Visual Rhetoric
For the purposes of this assignment, "visual rhetoric" means the integration of verbal and visual aspects of the document. Thus instead of words working by themselves (traditional rhetoric), or visual design by itself, words and graphics work together for communicative effect.
The more these aspects work together in an integrated and unified way, the more effective their "rhetoric" will be.
Some examples of text and visual elements used together:
- Linear text, with graphic support (graphics used symbolically) Cartoons of the 80's
Minimal use of text; graphic elements carry "weight of communication" Why U2 is the Greatest Band in the WorldNote: In these examples, graphics become progressively more important. But it doesn't matter whether there's "more" graphics than text, or vice versa, or even that all the visual elements are graphic or pictorial. What matters is that verbal text and visual aspects work together.

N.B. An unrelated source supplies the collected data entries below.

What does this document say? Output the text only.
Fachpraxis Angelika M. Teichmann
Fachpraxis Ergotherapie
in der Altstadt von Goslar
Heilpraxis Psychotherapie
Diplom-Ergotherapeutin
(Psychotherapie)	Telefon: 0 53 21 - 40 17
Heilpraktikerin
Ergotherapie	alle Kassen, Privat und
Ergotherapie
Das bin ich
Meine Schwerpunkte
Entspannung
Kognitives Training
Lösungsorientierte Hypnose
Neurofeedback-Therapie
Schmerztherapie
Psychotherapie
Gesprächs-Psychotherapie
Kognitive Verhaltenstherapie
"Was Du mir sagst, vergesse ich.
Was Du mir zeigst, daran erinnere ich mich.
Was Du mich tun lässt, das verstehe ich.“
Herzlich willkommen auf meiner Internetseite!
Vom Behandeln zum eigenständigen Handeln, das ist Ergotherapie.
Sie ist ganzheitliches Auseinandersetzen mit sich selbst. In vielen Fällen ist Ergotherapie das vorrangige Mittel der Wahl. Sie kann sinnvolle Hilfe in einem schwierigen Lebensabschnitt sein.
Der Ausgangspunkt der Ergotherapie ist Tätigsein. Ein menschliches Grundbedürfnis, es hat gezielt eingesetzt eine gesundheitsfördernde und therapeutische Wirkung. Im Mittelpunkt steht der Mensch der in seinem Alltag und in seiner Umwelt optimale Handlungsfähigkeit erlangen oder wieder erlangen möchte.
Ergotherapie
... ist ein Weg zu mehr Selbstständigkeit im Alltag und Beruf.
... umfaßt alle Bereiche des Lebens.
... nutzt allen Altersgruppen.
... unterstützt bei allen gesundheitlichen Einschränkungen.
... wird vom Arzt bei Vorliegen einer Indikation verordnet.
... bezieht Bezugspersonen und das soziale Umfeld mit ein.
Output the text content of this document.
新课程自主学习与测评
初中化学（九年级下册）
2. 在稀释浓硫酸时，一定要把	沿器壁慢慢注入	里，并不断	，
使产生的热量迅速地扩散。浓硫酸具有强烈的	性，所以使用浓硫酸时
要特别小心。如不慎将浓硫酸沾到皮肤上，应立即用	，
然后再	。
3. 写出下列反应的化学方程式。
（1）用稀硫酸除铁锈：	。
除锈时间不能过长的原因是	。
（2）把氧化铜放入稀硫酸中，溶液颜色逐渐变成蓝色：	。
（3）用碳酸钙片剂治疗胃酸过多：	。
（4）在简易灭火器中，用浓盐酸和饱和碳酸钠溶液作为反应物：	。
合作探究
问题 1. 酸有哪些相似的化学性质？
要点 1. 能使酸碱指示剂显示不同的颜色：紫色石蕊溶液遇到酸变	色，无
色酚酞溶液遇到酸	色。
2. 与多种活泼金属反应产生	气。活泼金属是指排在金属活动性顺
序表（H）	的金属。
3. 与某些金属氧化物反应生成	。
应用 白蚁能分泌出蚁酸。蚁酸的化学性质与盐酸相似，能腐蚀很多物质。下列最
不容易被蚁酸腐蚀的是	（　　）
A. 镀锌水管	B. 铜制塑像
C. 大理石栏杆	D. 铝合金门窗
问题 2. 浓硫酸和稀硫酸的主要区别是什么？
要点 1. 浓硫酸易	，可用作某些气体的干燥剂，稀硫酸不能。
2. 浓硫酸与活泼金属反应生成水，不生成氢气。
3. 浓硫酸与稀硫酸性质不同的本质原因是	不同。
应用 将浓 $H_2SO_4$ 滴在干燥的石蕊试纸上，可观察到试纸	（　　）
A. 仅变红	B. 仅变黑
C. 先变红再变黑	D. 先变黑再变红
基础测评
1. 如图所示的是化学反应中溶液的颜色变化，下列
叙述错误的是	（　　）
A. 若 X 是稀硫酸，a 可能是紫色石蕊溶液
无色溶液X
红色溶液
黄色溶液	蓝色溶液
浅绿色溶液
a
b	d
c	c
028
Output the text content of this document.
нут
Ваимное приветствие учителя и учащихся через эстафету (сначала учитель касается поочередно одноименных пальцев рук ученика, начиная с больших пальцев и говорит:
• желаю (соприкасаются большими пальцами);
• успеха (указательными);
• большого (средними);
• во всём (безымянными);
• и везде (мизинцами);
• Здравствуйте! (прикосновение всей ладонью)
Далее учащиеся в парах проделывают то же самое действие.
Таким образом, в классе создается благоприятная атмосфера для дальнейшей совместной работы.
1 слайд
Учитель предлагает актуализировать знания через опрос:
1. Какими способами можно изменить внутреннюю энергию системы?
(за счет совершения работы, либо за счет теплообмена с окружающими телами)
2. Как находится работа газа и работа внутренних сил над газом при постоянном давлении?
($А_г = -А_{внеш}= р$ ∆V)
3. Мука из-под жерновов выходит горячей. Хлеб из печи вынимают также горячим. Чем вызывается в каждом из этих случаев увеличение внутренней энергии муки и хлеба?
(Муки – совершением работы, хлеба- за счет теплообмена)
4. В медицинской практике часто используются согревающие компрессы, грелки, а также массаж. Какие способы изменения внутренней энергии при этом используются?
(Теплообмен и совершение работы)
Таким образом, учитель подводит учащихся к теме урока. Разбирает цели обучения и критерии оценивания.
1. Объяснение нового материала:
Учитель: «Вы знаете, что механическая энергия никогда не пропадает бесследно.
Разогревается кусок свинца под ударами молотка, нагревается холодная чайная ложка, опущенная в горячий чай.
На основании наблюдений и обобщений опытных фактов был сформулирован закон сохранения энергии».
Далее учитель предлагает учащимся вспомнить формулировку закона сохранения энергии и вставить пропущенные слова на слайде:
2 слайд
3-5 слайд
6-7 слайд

Some principles of visual and verbal elements working together:
Balance and proportion in individual screens/pages
Consistency throughout the document (These can aid consistency--Design template; Slide Master; "insert duplicate slide")
Navigation merges with the design
Hypermedia
This is the dimension of multimedia linked together in a digital environment; it involves graphics, possibly sound and video; hypertext is a subcategory under this rubric. So with hypermedia, text, sound, graphics, even movies can be linked together.
The degree of strength in this area again depends on appropriateness and integration. Any hypertext, graphics, sounds, video that are used should work toward helping the reader/viewer make sense of the message or include information or experiences that can't be obtained in other ways. Pictures and sounds for their own sake don't necessarily do this; the main idea or ideas have to come first and tie hypermedia together. Clipart is usually so generalized and abstract that is is not very useful in contributing to particular meaning.